Некоторое время, будучи не в силах полюбить себя и напуганная угрозой исключения, я искала убежища в чрезвычайно гендерно-дифференцированной идентичности. Я играла покорную подружку, идеальную дочь. Я была полумертва, но это не имело значения, это было даже вполне удобно и по-домашнему. Я была полна решимости показать окружающим меня мужчинам, что я усвоила урок; я больше не буду притворяться, что моя жизнь важна, и я буду готова служить им. В то же время, пока я играла роль этой покладистой личности, укрывшись в своём бункере женственности, я уже начинала перестраивать себя и точила ножи. Втайне я снова начала хорошо учиться, втайне я начала понимать, что больше не хочу, чтобы кто-то думал за меня, втайне я начала чувствовать, как моё сердце бьётся и моё тело снова живёт. Когда я влюбилась в девушку и появилась возможность избежать гетеросексуальности, я недолго раздумывала и ушла без единого сожаления. Было очень приятно отказаться от своей маленькой контролёрши. Стать лесбиянкой было освобождающе. Это был переломный момент в моём реабилитационном процессе. Я наконец снова могла занять своё тело как его законная обитательница. Кроме того, я впервые смогла поговорить с кем-то, кто не подвергла сомнению жестокость того, что я испытала. Это не был очевидный путь, но, по крайней мере, это был шаг вперёд. Возможность, которая позволила мне отдышаться и начать чувствовать, что, какими бы болезненными ни были мои симптомы, они были подсказками. Теперь я поняла, что если я подверглась насилию, то это потому, что существовала система, которая позволила этому насилию произойти, и поэтому вместо того, чтобы использовать всю свою энергию, чтобы ненавидеть себя, я собиралась использовать её, чтобы изменить эту систему. И потому — огонь!

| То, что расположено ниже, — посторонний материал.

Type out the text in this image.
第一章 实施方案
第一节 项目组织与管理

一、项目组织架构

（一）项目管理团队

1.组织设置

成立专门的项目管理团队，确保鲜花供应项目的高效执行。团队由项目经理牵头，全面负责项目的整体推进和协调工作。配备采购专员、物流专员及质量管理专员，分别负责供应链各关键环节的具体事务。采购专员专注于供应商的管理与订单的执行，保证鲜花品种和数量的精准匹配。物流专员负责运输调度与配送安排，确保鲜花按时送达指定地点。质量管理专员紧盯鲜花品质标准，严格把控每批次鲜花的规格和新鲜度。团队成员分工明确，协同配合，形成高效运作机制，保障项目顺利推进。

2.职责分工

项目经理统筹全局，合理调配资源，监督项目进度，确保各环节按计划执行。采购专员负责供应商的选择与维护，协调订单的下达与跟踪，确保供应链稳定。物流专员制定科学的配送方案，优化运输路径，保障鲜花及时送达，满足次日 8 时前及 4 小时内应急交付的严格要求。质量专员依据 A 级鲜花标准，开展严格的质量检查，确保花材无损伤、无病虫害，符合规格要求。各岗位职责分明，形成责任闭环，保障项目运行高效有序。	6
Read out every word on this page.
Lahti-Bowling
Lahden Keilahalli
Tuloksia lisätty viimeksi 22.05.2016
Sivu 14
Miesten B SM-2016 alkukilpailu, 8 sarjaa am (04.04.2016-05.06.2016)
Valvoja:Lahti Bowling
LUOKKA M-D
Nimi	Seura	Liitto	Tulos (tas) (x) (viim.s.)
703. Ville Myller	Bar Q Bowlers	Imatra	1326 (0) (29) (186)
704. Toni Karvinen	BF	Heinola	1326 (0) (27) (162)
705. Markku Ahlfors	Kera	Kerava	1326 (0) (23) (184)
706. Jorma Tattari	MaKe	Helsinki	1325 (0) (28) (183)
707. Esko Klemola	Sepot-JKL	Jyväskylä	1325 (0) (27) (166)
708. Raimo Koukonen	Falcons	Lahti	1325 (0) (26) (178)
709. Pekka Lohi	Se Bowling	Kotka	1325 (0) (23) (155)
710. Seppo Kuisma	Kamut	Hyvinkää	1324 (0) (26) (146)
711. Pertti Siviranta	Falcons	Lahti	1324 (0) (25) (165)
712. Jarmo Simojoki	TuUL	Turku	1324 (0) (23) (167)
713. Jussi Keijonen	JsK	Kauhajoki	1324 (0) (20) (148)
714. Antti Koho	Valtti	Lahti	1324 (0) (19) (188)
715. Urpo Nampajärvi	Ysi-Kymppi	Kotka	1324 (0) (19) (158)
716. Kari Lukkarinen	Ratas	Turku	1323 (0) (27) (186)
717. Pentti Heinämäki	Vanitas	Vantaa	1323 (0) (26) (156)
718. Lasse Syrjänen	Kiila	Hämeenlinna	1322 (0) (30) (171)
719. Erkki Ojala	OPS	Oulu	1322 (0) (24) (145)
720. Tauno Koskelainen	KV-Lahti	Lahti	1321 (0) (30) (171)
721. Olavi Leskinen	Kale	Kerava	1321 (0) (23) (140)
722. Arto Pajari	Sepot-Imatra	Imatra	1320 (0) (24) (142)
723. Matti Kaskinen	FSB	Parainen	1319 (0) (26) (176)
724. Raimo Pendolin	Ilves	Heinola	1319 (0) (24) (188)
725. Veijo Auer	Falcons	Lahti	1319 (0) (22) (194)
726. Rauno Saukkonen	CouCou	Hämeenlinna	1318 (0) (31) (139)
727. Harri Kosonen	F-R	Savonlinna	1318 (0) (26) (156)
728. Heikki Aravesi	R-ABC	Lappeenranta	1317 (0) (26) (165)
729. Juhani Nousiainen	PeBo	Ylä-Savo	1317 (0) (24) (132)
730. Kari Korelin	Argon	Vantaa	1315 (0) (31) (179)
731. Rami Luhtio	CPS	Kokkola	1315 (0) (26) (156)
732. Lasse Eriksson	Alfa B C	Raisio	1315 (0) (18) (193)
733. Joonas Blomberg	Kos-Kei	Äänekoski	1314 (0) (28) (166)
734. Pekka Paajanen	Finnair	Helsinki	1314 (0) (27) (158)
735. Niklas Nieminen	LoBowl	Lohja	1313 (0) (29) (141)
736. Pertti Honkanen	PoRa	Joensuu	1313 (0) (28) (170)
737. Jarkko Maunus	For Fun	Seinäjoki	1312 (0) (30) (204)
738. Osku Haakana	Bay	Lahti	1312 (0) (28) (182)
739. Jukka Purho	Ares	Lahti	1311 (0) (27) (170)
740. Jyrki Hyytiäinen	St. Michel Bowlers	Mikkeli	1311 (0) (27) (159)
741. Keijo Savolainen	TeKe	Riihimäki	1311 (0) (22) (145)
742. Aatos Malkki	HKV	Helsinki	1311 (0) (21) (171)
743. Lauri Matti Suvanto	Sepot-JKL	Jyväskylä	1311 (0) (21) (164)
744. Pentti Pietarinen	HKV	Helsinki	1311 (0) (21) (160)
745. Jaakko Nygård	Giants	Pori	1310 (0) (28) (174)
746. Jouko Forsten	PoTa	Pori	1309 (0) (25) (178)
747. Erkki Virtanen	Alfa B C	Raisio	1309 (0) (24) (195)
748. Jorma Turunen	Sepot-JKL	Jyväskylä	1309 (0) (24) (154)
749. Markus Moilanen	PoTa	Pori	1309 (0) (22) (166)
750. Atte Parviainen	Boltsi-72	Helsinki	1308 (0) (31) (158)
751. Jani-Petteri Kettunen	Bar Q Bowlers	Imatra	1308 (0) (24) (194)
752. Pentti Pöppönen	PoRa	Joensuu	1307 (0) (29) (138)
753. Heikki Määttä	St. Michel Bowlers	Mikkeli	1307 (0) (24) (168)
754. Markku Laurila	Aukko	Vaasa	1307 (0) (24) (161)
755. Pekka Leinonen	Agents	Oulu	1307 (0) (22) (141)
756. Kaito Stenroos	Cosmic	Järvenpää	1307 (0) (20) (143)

С появлением движения #MeToo всплыли тысячи историй сексуального насилия, и мы больше не могли говорить об отдельных случаях. Мы больше не могли просто сказать, что это дело рук монстров, нескольких извращённых людей, человека в тёмном переулке, как показывают в кино. Мы больше не могли игнорировать тот факт, что сексуальное насилие является одним из самых распространённых преступлений в нашем обществе. Осознание масштабов сексуального насилия было необходимым потрясением, но само по себе это не способ автоматически изменить общество. Риск затрагивания серьёзных проблем, таких, как сексуальное насилие, заключается в том, что в тот самый момент, когда оно становится неизбежным, движимое революционными силами, борющимися за более справедливое общество, его используют правые силы для защиты прямо противоположного социального видения. Конфронтация происходит уже не вокруг термина, а внутри него. Всё зависит от вашего угла зрения. Риторика власти стремится привить нам идентичности, и в терминах патриархата это означает, что мужчины и женщины одновременно непримиримо различны и дополняют друг друга, поскольку мужчины — это всё, а женщины — противоположность. Согласно этому объяснению, жестока не политическая организация мужчин, но женщины, являющиеся жертвами по своей природе. Столкнувшись с этой установленной бинарностью, цивилизация будет состоять в том, чтобы вооружать хороших мужчин для защиты женщин от плохих мужчин. Эта обусловленность, пропагандируемая значительной частью фильмов, делает политические изменения беспомощными, запирая нас в своего рода фатализме, тем самым сбивая с толку протестующие силы. Проблема уже не в существовании неэгалитарной системы, проблема в том, что есть плохие лидеры, которых нужно заменить хорошими. С этой точки зрения учёт сексуального насилия может быть частью риторики власти, имеющей тенденцию к дальнейшему укреплению патриархального порядка.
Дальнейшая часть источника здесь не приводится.